RG Roberts and ST Reymond

USDA-ARS, Tree Fruit Research Laboratory, 1104 N. Western Ave., Wenatchee, WA 98801, USA

Background and objectives
Small-spored alternarias are cosmopolitan saprophytes, plant and animal pathogens, and allergens. Accurate identification of small-spored Alternarias is challenging to the nonspecialist because of morphological plasticity under non-standard conditions, and the common misapplication of the name Alternaria alternata in the scientific literature to a variety of closely related but morphologically distinct taxa. As currently applied, the name A. alternata has little meaning outside of a few well-characterized isolates in world culture collections identified and deposited by EG Simmons. Additionally, a system of naming phytotoxigenic alternarias as pathotypes of A. alternata, in use by some authors, has further clouded the meaning and usefulness of this specific epithet. Methods to distinguish sub-generic groups based upon sporulation patterns observable at X50 have been described [1] and independently verified [2]. This paper reports the use of RAPD analysis to evaluate the results of morphological segregation of small-spored Alternaria.

Materials and methods
About 260 isolates of small-spored Alternaria, primarily from but not limited to fruit substrates, were segregated into morphological groups by the method of Simmons and Roberts [1]. All isolates were also grown in shake cultures, from which total genomic extracts were prepared and quantified.

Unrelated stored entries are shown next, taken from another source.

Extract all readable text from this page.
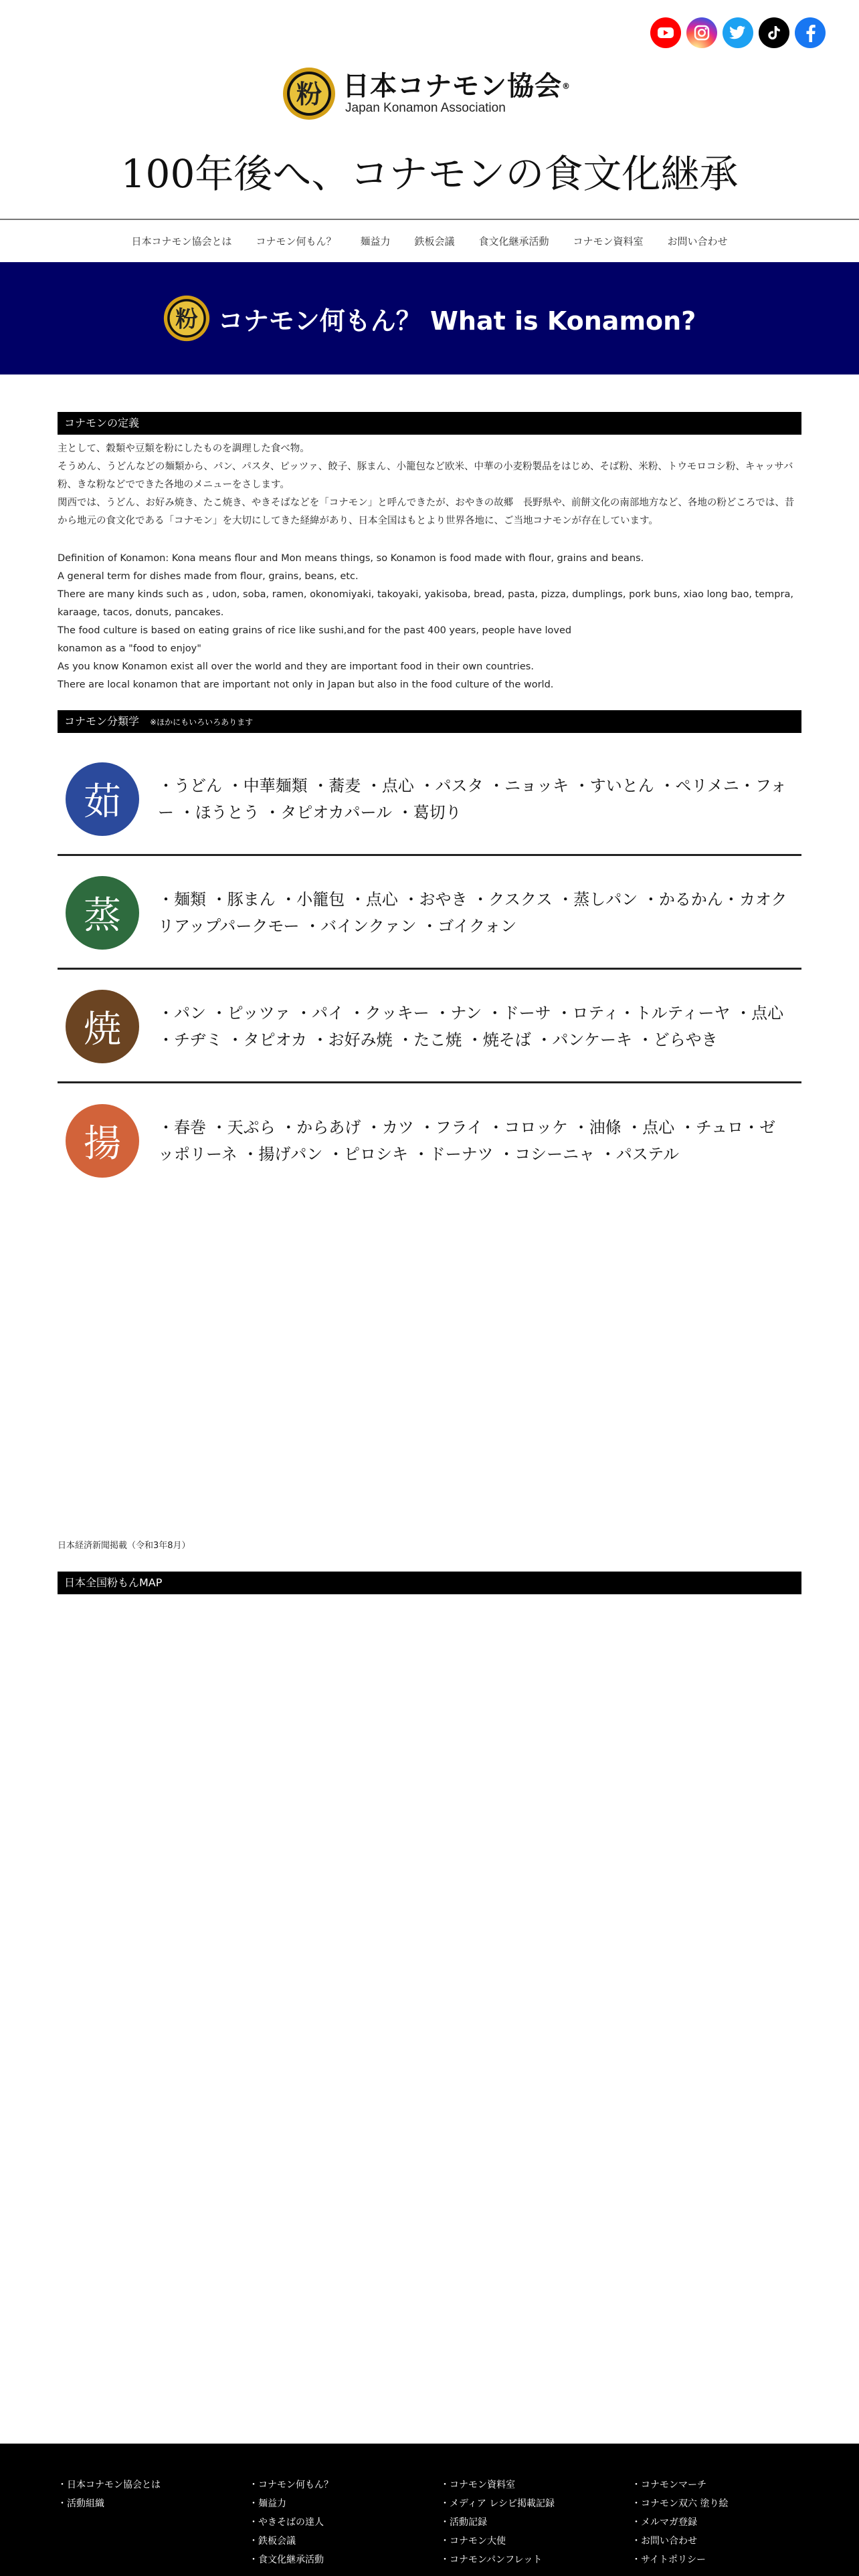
粉 日本コナモン協会®
Japan Konamon Association
100年後へ、コナモンの食文化継承
日本コナモン協会とは コナモン何もん？ 麺益力 鉄板会議 食文化継承活動 コナモン資料室 お問い合わせ
粉 コナモン何もん？ What is Konamon?
コナモンの定義

主として、穀類や豆類を粉にしたものを調理した食べ物。

そうめん、うどんなどの麺類から、パン、パスタ、ピッツァ、餃子、豚まん、小籠包など欧米、中華の小麦粉製品をはじめ、そば粉、米粉、トウモロコシ粉、キャッサバ粉、きな粉などでできた各地のメニューをさします。

関西では、うどん、お好み焼き、たこ焼き、やきそばなどを「コナモン」と呼んできたが、おやきの故郷　長野県や、前餅文化の南部地方など、各地の粉どころでは、昔から地元の食文化である「コナモン」を大切にしてきた経緯があり、日本全国はもとより世界各地に、ご当地コナモンが存在しています。

Definition of Konamon: Kona means flour and Mon means things, so Konamon is food made with flour, grains and beans.

A general term for dishes made from flour, grains, beans, etc.

There are many kinds such as , udon, soba, ramen, okonomiyaki, takoyaki, yakisoba, bread, pasta, pizza, dumplings, pork buns, xiao long bao, tempra, karaage, tacos, donuts, pancakes.

The food culture is based on eating grains of rice like sushi,and for the past 400 years, people have loved

konamon as a "food to enjoy"

As you know Konamon exist all over the world and they are important food in their own countries.

There are local konamon that are important not only in Japan but also in the food culture of the world.

コナモン分類学 ※ほかにもいろいろあります
茹	・うどん ・中華麺類 ・蕎麦 ・点心 ・パスタ ・ニョッキ ・すいとん ・ペリメニ・フォー ・ほうとう ・タピオカパール ・葛切り
蒸	・麺類 ・豚まん ・小籠包 ・点心 ・おやき ・クスクス ・蒸しパン ・かるかん・カオクリアップパークモー ・バインクァン ・ゴイクォン
焼	・パン ・ピッツァ ・パイ ・クッキー ・ナン ・ドーサ ・ロティ・トルティーヤ ・点心 ・チヂミ ・タピオカ ・お好み焼 ・たこ焼 ・焼そば ・パンケーキ ・どらやき
揚	・春巻 ・天ぷら ・からあげ ・カツ ・フライ ・コロッケ ・油條 ・点心 ・チュロ・ゼッポリーネ ・揚げパン ・ピロシキ ・ドーナツ ・コシーニャ ・パステル
日本経済新聞掲載（令和3年8月）
日本全国粉もんMAP
・日本コナモン協会とは
・活動組織
・コナモン何もん？
・麺益力
・やきそばの達人
・鉄板会議
・食文化継承活動
・コナモン資料室
・メディア レシピ掲載記録
・活動記録
・コナモン大使
・コナモンパンフレット
・コナモンマーチ
・コナモン双六 塗り絵
・メルマガ登録
・お問い合わせ
・サイトポリシー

Three primers, OPR-2, OPR-8, and OPR-12 were to initiate PCR. All PCR products were resolved by gel electrophoresis, then the gels were combined and analysed using band-based cluster analysis, fuzzy logic and the Ward algorithm in GelCompar 3.0

Results and conclusions
When cultured and observed under carefully defined and controlled conditions, morphological patterns of sporulation observable at X50 were powerful predictors of genetic relatedness as determined by RAPD analysis. In RAPD analyses, the following morphological groups were resolved as distinct branches of the dendrogram; Alternaria gaisen (=A. kikuchiana, A. alternata Japanese pear pathotype, Group 2), A. longipes (=A. alternata tobacco pathotype, also Group 2), the "tenuissima" group (Group 5), the "arborescent " group (Group 3), and the "infectoria" group (Group 6). Isolates in groups for which there were only a few representatives (e.g., Group 4, the "alternata" group and Group 1 (unnamed group, similar to Group 2 but generally not phytotoxic), were placed together into a branch which contained nearly all the underrepresented isolates. The RAPD analysis results confirm that when Alternaria isolates are cultured and observed under defined conditions, the phenotypic plasticity inherent to small-spored Alternaria cultures can be minimized, and that valid taxonomic separations can be reliably made based upon morphological characteristics. We conclude that the basic tenet of the A. alternata-pathotype system of naming these fungi; namely, that A. alternata, A. gaisen, and other related small-spored taxa producing phytotoxins are morphologically indistinguishable, is not correct. We further assert that the "pathotype" system of naming small-spored Alternaria taxa confers no predictive value relative to observable morphological and genetic characters, and should be abandoned.

1. Simmons EG, Roberts RG. 1993. Mycotaxon 48, 109-140.
2. Dickens JSW, Cook, RTA,1995. OEPP/EPPO Bulletin 25, 651-659.